UnpredictaBench: 大規模言語モデルにおける分布のランダム性を評価するためのベンチマーク

要旨

私たちは、大規模言語モデル（LLM）が真の背後分布を捉える能力を評価するUnpredictaBenchを紹介します。LLMが経済シミュレーションにおける人間など、他の実体の代替としてますます利用される中で、多くのモデルが唯一の妥当な回答に収束する傾向は、現実システムの予測不可能性を捉え損ねることを意味します。出力の多様性を向上させる最近の研究は、この設定では不十分です。シミュレーションには、単に多様な出力ではなく、目標分布に較正された標本が必要です。UnpredictaBenchは、この問題の簡略化された基本的なバージョンに焦点を当てます。すなわち、標準的な統計分布、確率的プログラムによって誘導される分布、ランダムな過程を説明する自然言語シナリオを含む個別の目標分布からの結果の標本抽出です。我々は、448個のこのような問題とともに、KS@Nという汎用的な評価指標を導入します。
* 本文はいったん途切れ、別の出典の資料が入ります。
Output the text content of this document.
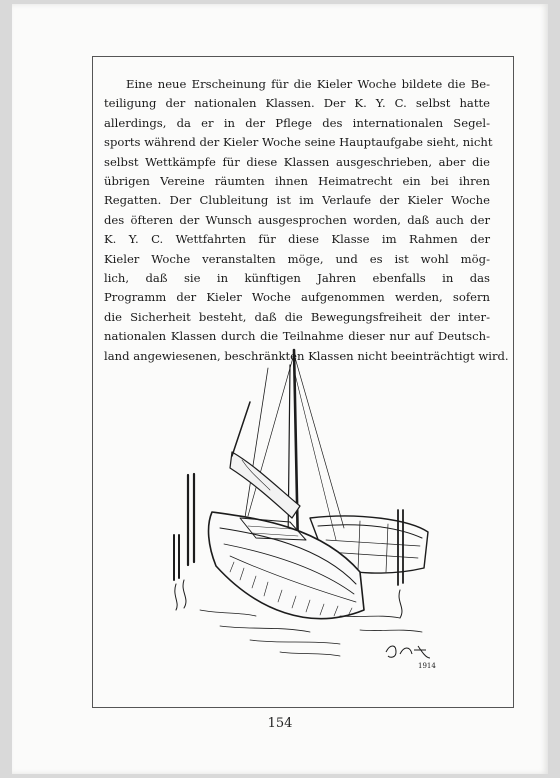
Eine neue Erscheinung für die Kieler Woche bildete die Be-
teiligung der nationalen Klassen. Der K. Y. C. selbst hatte
allerdings, da er in der Pflege des internationalen Segel-
sports während der Kieler Woche seine Hauptaufgabe sieht, nicht
selbst Wettkämpfe für diese Klassen ausgeschrieben, aber die
übrigen Vereine räumten ihnen Heimatrecht ein bei ihren
Regatten. Der Clubleitung ist im Verlaufe der Kieler Woche
des öfteren der Wunsch ausgesprochen worden, daß auch der
K. Y. C. Wettfahrten für diese Klasse im Rahmen der
Kieler Woche veranstalten möge, und es ist wohl mög-
lich, daß sie in künftigen Jahren ebenfalls in das
Programm der Kieler Woche aufgenommen werden, sofern
die Sicherheit besteht, daß die Bewegungsfreiheit der inter-
nationalen Klassen durch die Teilnahme dieser nur auf Deutsch-
land angewiesenen, beschränkten Klassen nicht beeinträchtigt wird.
1914
154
これは、Kolmogorov-Smirnov統計検定を介して、モデル出力がブラックボックスの目標分布をどの程度近似しているかを定量化します。この指標は、サイズNのモデル標本を真の標本に対して棄却できない割合を示し、Nが大きいほど難易度が高いことを意味します。オープンモデルとプロプライエタリモデルの両方でテストしたところ、分布に関する能力には大きなばらつきがあることがわかりました。例えば、モデルがサイズ100の標本を生成する場合（KS@100、我々の標準指標）、スコアはほぼ0%から20%超まで広がりました。KS@100で40%以上を達成できるモデルはなく、分布標本抽出という能力には大きな改善の余地があることが示されています。推論を追加することでスコアがある程度上がるものの、この問題に対する即効性のある解決策は見つかりませんでした。UnpredictaBenchは、単純な分布シミュレーションでさえ依然として困難であることを示しており、LLMを複雑なシステムの代役として使用するための必要な第一歩となります。

English

We introduce UnpredictaBench, an evaluation that tests the ability of large language models (LLMs) to capture true underlying distributions. As LLMs are increasingly used as substitutes for other entities (e.g., for humans in economic simulations), the tendency of many models to collapse towards a single plausible answer means a failure to capture the unpredictability of real systems. Recent work on improving output diversity is insufficient for this setting: simulation requires samples that are calibrated to a target distribution, not merely varied outputs. UnpredictaBench isolates a simplified but fundamental version of this problem: sampling outcomes from individual target distributions, including canonical statistical distributions, distributions induced by stochastic programs, and natural-language scenarios that describe random processes. We introduce 448 such problems together with KS@N, a general-purpose evaluation metric that quantifies how well a model outputs approximate black-box target distributions via the Kolmogorov-Smirnov statistical test. This is the rate at which we fail to reject model samples of size N against ground-truth samples, with larger N indicating greater difficulty. Tested across open and proprietary models, we find a large spread in distributional capabilities. For instance, when models generate samples of size 100 (KS@100, our standard metric), scores range from near 0 to over 20%. No model is able to achieve over 40% at KS@100, showing significant headroom in distributional sampling as a capability. Although adding reasoning can somewhat increase scores, we find no immediate solution for this issue. UnpredictaBench shows that even simple distributional simulation remains challenging, making it a necessary first step toward using LLMs as stand-ins for complex systems.